I considered learning Esperanto when I was a kid until I saw one, seemingly small, but unfortunately fatal problem with it: diacritics.

a b c ĉ d e f g ĝ h ĥ i j ĵ k l m n o p r s ŝ t u ŭ v z

The keyboards to type that aren't pervasive enough. It's too bad. The modern Windows QWERTY keyboard is a standard, accepted, uniform language for humans. Make something facile, and people will use it.

Comments

Brian Barker said on June 27, 2008 4:31 PM:

English also has diacritic marks, namely the letters "i" and "j" not to mention the "o" in the English word "role"

Perhaps Esperanto should not be dissed then?

Is there any language in the world that does not have diacritic marks? Apart from Mandarin Chinese?

Philip Dhingra said on June 27, 2008 4:46 PM:

what?

Remuŝ said on June 28, 2008 10:45 AM:

You may read an answer to that at http://remush.be/rebuttal/spelling.html
In short Esperanto uses the same kind of system as German does (ue for ü, oe for ö) but Esperanto uses h instead (ch gh hh jh sh for ĉ ĝ ĥ ĵ ŝ and u for ŭ). Moreover, if you have a good justification, you may use another system. (most use x to be able to convert automatically. See http://remush.be/esperanto/alunikodo.html .)
English is perhaps easy to type, but sometime uses 4 letters for one sound, what is neither economical nor "phonetical").
Some would like that system (ch gh etc) to become the only official one. There is no urgency.
But you probably knew all that already.

mankso said on June 28, 2008 11:13 AM:

The so-called "problem" with diacritics is, as already pointed out, spurious. It's probably the monolingually myopic designers of the Windows keyboard who should have been taken to task for seeming not to realize that all European languages, with the debatable exception of English (façade, résumé, coöperate, señor, São Paolo), use diacritics without problem. I understand that even Vietnamese can now be typed without problem using Unicode.
Even in highschool around 1950 my portable, non-electric Swiss Hermes typewriter with International keyboard was able to handle the diacritics of ALL W. European languages (and Esperanto)! And my present Mac seems to have no problems either.

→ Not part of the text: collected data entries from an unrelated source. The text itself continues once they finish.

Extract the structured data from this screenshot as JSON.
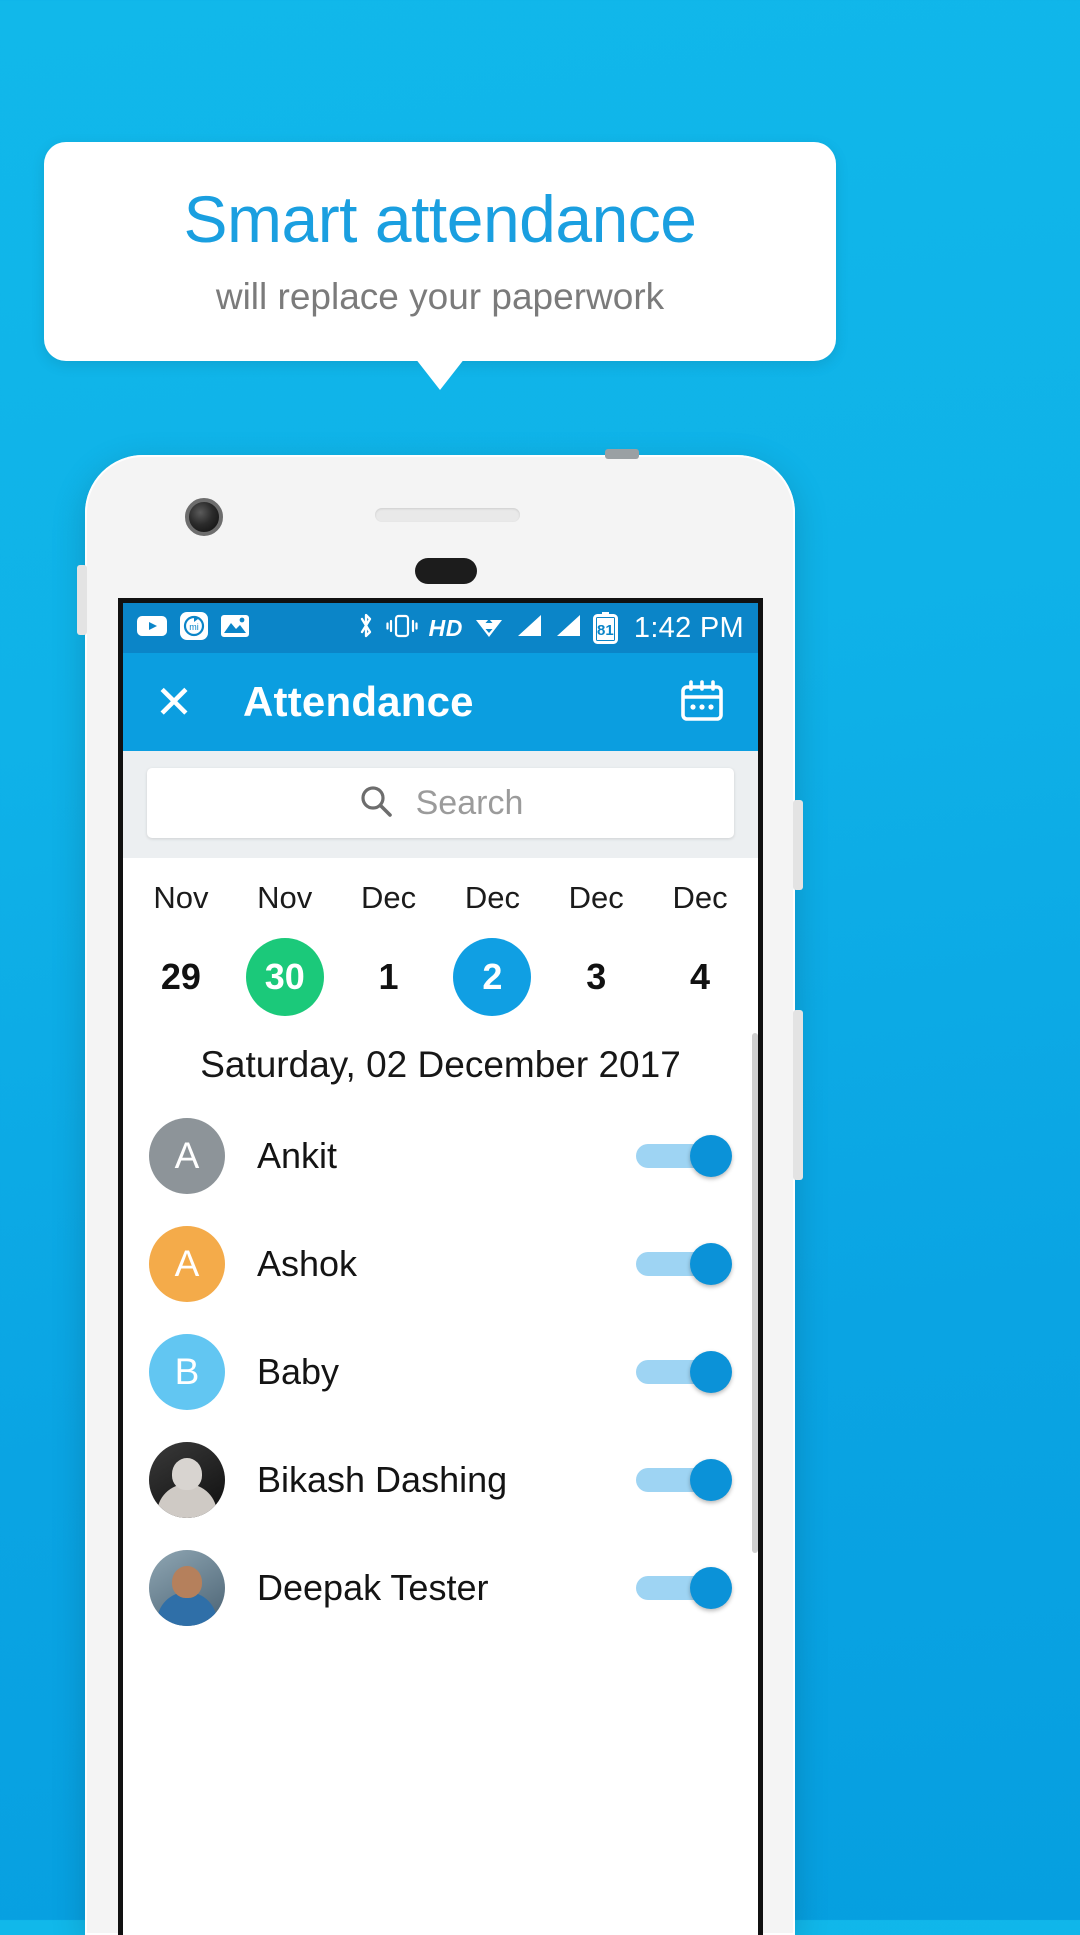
{
  "callout": {
    "title": "Smart attendance",
    "subtitle": "will replace your paperwork",
    "title_color": "#1a9fe0",
    "subtitle_color": "#7b7b7b"
  },
  "background_color": "#0fb2e8",
  "status_bar": {
    "time": "1:42 PM",
    "battery_level": "81",
    "hd_label": "HD",
    "left_icons": [
      "youtube-play-icon",
      "mi-sync-icon",
      "gallery-image-icon"
    ],
    "right_icons": [
      "bluetooth-icon",
      "vibrate-icon",
      "hd-icon",
      "wifi-icon",
      "signal-bars-1-icon",
      "signal-bars-2-icon",
      "battery-icon"
    ],
    "background_color": "#0b85c8"
  },
  "app_bar": {
    "close_label": "✕",
    "title": "Attendance",
    "calendar_icon": "calendar-icon",
    "background_color": "#0b9ee0"
  },
  "search": {
    "placeholder": "Search",
    "value": "",
    "icon": "search-icon"
  },
  "date_strip": [
    {
      "month": "Nov",
      "day": "29",
      "state": "normal"
    },
    {
      "month": "Nov",
      "day": "30",
      "state": "today"
    },
    {
      "month": "Dec",
      "day": "1",
      "state": "normal"
    },
    {
      "month": "Dec",
      "day": "2",
      "state": "selected"
    },
    {
      "month": "Dec",
      "day": "3",
      "state": "normal"
    },
    {
      "month": "Dec",
      "day": "4",
      "state": "normal"
    }
  ],
  "selected_date_label": "Saturday, 02 December 2017",
  "colors": {
    "today_green": "#1bc97a",
    "selected_blue": "#109fe3",
    "toggle_knob": "#0b92d8",
    "toggle_track": "#9ed4f3"
  },
  "people": [
    {
      "name": "Ankit",
      "initial": "A",
      "avatar_type": "initial",
      "avatar_color": "#8d9499",
      "present": true
    },
    {
      "name": "Ashok",
      "initial": "A",
      "avatar_type": "initial",
      "avatar_color": "#f4ab4a",
      "present": true
    },
    {
      "name": "Baby",
      "initial": "B",
      "avatar_type": "initial",
      "avatar_color": "#62c6f2",
      "present": true
    },
    {
      "name": "Bikash Dashing",
      "initial": "",
      "avatar_type": "photo-a",
      "avatar_color": "#1d1d1d",
      "present": true
    },
    {
      "name": "Deepak Tester",
      "initial": "",
      "avatar_type": "photo-b",
      "avatar_color": "#6e8896",
      "present": true
    }
  ]
}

Philip Dhingra said on June 29, 2008 4:07 PM:

For all practical purposes, more or less nobody in the US knows, off the top of their head, how to type a letter with a diacritic.

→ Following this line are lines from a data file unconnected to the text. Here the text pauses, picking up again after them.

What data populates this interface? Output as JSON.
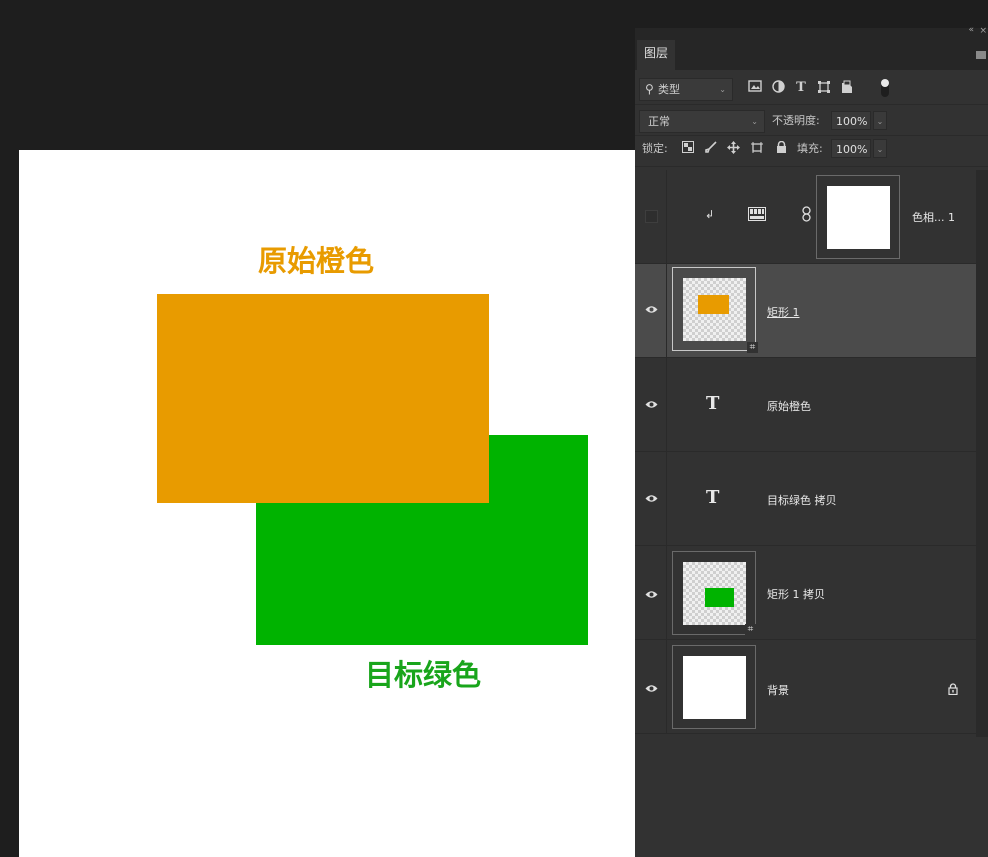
{
  "canvas": {
    "label_orange": "原始橙色",
    "label_green": "目标绿色",
    "orange_color": "#e89b00",
    "green_color": "#00b300",
    "orange_text_color": "#e89b00",
    "green_text_color": "#19a51b"
  },
  "panel": {
    "collapse_icon": "«",
    "close_icon": "×",
    "tab_label": "图层",
    "filter": {
      "search_icon": "⚲",
      "label": "类型",
      "dropdown_icon": "⌄",
      "icons": [
        "image-filter-icon",
        "adjustment-filter-icon",
        "type-filter-icon",
        "shape-filter-icon",
        "smart-object-filter-icon",
        "filter-toggle-icon"
      ]
    },
    "blend": {
      "mode": "正常",
      "opacity_label": "不透明度:",
      "opacity_value": "100%"
    },
    "lock": {
      "label": "锁定:",
      "fill_label": "填充:",
      "fill_value": "100%"
    },
    "layers": [
      {
        "name": "色相... 1",
        "type": "adjustment",
        "visible": false
      },
      {
        "name": "矩形 1",
        "type": "shape",
        "visible": true,
        "selected": true
      },
      {
        "name": "原始橙色",
        "type": "text",
        "visible": true,
        "icon_label": "T"
      },
      {
        "name": "目标绿色 拷贝",
        "type": "text",
        "visible": true,
        "icon_label": "T"
      },
      {
        "name": "矩形 1 拷贝",
        "type": "shape",
        "visible": true
      },
      {
        "name": "背景",
        "type": "background",
        "visible": true,
        "locked": true
      }
    ]
  }
}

Reality isn't the problem.

Rahul said on June 30, 2008 9:11 AM:

Let's not be limited by what we think are the available physical forms of technology. In two weeks of travel in Turkey I found the net very accessible. In most places I was using a Turkish keyboard. Tough to get used to, because the letters and accents are distracting. But Windows has settings where it will interpret the keystrokes as plain English, or you can switch it to Turkish. I'm sure there are Esperanto keyboards out there, and Esperanto settings in the software I/O configurations. /rd

Philip Dhingra said on June 30, 2008 9:09 PM:

This isn't just about Esperanto. No language should have diacritics. Diacritics are there to say that such-and-such is pronounced another way than the character that doesn't have diacritics. But pronunciation should be inherent and obvious to the actual characters.

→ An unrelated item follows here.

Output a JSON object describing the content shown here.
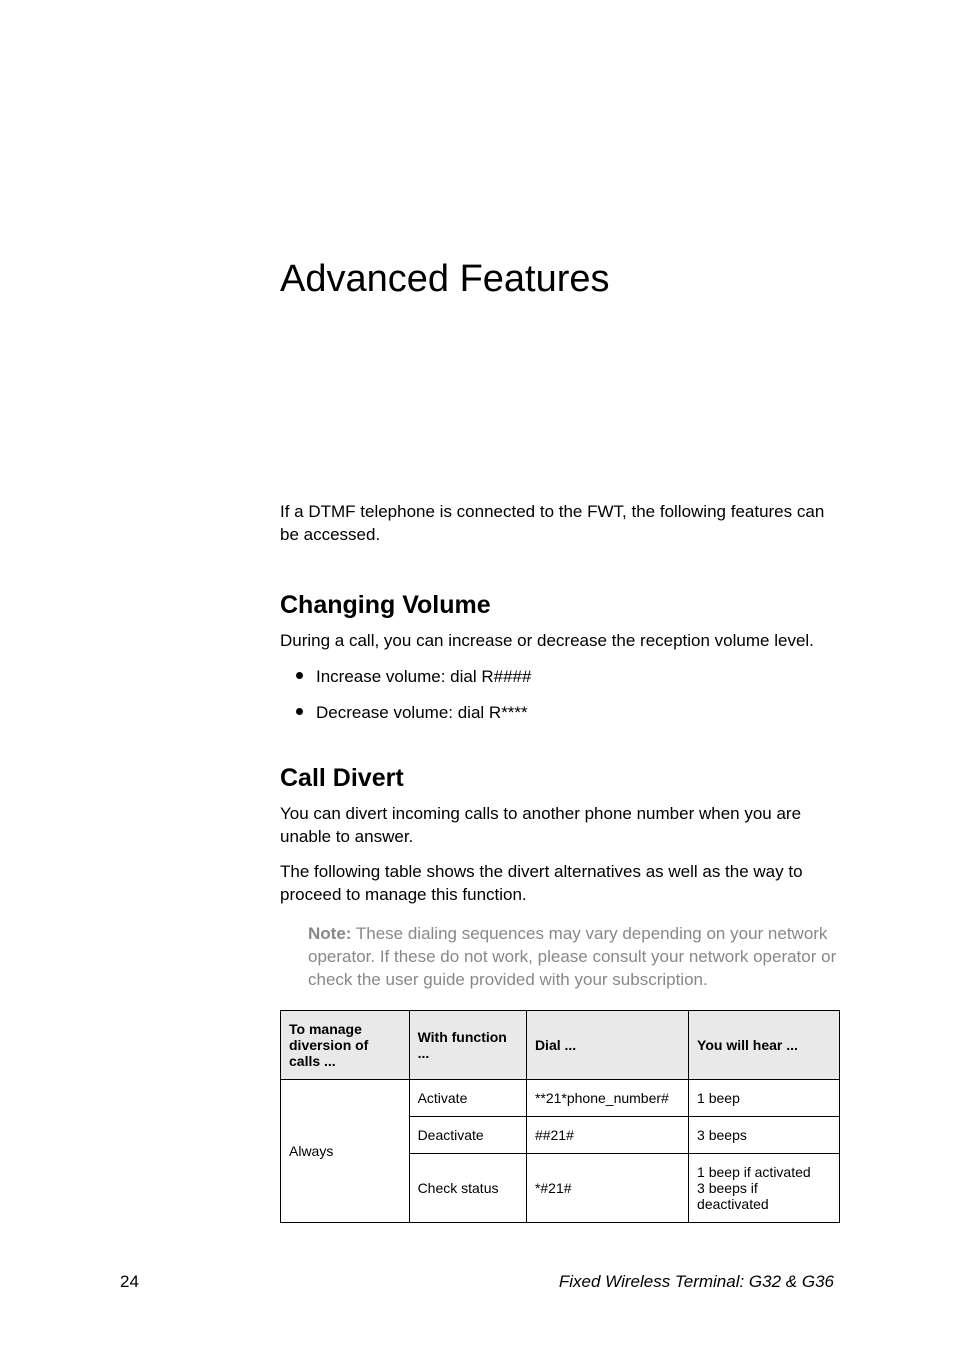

Matt Kaufman said on December 24, 2008 8:44 AM:

If obvious pronunciation is the goal, English should be one of the first languages we eliminate. There's nothing obvious about it.

It seems to me that the complaint is specifically about the diacritic characters, rather than what they represent. Otherwise Esperanto with the "x" or "h" substitutions would allow for obvious pronunciation, as well as eliminating your concern with the diacritic marks.

Personally, I like the character set of Esperanto, as well as other languages. Diversity is a good thing, and we need input devices to allow for such diversity.